Wednesday, August 23, 2017

Feliz Miércoles

¡Feliz miércoles! Espero que tu semana este yendo bien. El domingo pasado, escuché un sermón sobre el éxodo, que me ha hecho pensar durante unos días. Hay un par de cosas sobre las que nunca antes había pensado.

Una fue que cuando el juicio final llegue a aquellos cuyos corazones que han sido endurecidos por el pecado, llegará inesperadamente y de repente. Aquellos corazones egipcios habían sido endurecidos por el pecado y estaban ciegos a todo lo que les rodeaba. Esos egipcios corrieron directamente al mar, ¿qué tipo de ejército hace eso? Casi me hace preguntarme, si sabían dónde estaban, antes de que el agua cayera sobre ellos. ¿Mmm suena como el mundo de hoy no? ¿Corazones endurecidos, ciegos al pecado y a la circunstancia? No importa cuán fuerte y seguro se pueda sentir, el resultado de oponerse a Dios es la muerte.

En segundo lugar, en un marcado contraste era la seguridad de los israelitas, incluso teniendo miedo y sin poder ver el camino. Mientras los israelitas estaban asustados y no estaban seguros del resultado, los egipcios estaban muy seguros del resultado. Las cosas no son siempre lo que parecen. Hoy cuando miramos alrededor, es tan fácil levantar las manos y decir "Las cosas son demasiado malas! ¡No hay manera de que algo bueno pueda salir de esto!" Pero ... las cosas no siempre son lo que parecen.
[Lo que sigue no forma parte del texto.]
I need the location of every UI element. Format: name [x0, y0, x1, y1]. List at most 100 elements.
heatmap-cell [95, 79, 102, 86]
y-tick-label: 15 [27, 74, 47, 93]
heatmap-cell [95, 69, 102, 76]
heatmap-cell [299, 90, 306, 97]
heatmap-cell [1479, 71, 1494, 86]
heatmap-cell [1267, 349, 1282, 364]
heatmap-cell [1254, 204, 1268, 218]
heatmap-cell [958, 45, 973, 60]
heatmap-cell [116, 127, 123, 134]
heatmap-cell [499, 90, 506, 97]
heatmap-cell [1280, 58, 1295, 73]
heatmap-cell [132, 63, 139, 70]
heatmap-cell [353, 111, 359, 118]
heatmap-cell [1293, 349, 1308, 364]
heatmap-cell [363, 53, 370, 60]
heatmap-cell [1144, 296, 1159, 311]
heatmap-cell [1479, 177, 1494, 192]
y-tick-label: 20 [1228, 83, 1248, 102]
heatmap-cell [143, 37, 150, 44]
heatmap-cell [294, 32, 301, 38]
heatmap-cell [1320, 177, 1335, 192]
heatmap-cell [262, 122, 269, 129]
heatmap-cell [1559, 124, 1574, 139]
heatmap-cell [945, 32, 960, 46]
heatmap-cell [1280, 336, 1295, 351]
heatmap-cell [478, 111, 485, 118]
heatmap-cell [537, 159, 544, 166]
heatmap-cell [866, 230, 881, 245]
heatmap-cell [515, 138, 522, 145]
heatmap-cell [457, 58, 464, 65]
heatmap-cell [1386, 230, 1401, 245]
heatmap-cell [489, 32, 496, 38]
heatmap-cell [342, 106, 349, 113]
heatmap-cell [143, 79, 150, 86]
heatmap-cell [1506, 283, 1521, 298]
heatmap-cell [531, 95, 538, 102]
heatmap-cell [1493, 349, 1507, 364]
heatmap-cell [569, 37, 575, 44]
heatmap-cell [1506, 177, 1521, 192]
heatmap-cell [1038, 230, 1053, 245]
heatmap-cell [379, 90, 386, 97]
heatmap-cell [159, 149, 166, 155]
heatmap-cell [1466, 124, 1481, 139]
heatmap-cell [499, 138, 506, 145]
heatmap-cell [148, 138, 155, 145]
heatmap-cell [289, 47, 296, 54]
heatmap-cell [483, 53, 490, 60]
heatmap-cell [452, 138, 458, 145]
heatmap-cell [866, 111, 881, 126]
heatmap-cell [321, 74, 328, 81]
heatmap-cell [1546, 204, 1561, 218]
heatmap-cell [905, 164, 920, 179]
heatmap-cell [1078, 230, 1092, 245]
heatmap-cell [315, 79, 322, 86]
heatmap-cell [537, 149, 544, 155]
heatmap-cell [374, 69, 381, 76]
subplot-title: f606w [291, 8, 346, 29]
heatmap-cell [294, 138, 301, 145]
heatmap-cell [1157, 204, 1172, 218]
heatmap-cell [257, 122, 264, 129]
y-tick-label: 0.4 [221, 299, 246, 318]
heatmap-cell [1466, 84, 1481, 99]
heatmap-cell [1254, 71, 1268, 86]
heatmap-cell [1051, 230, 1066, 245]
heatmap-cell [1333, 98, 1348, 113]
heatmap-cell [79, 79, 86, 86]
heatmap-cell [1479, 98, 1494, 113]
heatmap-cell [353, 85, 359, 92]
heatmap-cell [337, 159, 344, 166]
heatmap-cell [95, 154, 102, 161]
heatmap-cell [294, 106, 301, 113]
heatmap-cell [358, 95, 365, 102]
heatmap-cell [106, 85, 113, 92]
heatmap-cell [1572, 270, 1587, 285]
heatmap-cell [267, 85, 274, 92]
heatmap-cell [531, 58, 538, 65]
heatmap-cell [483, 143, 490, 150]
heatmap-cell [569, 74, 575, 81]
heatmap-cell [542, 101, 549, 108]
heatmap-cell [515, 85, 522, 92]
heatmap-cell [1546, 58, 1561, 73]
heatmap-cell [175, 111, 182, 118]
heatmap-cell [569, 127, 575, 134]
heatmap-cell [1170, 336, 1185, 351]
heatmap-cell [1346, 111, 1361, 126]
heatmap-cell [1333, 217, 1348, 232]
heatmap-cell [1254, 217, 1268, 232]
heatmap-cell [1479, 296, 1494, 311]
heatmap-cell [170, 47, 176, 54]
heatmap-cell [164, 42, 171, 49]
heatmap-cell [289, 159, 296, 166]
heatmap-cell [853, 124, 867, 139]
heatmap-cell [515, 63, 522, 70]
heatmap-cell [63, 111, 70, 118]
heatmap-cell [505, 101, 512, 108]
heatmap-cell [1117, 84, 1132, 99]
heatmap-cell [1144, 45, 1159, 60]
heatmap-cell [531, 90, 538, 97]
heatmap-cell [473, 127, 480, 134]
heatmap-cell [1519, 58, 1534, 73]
La Biblia claramente nos dice que estemos listos, expectantes, sensibles al pecado, y persiguiendo y promoviendo la pureza, especialmente de manera que el día del regreso del Señor está cerca.

Y tercero, Dios cumple sus promesas.
"Pero Moisés le dijo al pueblo:" No tengas miedo. Solo quédate quieto y mira al Señor que te rescata hoy. Los egipcios que ves hoy nunca volverán a ser vistos ".
Éxodo 14:13 NLT. ¿No te gusta el "quédate quieto y que el Señor te rescate ..."? ¿Con qué frecuencia tratamos de hacer las cosas bien por nosotros mismos y terminar con un problema - ​​como podemos hacerlo  mejor nosotros que Dios? Cuando les dijo a los israelitas que nunca tendrían que ver a esa gente otra vez, absolutamente no lo hicieron. Y (esto me encanta) los israelitas no volvieron a meterse con los egipcios hasta los días del rey Salomón. Dios guarda Su Palabra.

Hoy, recuerda, con Dios las cosas no siempre son lo que parecen. Él sigue siendo el mismo Dios que rescató a los israelitas mientras ellos permanecían quietos. Y El nos rescatará hoy - quédate quieto y deja que Dios se mueva.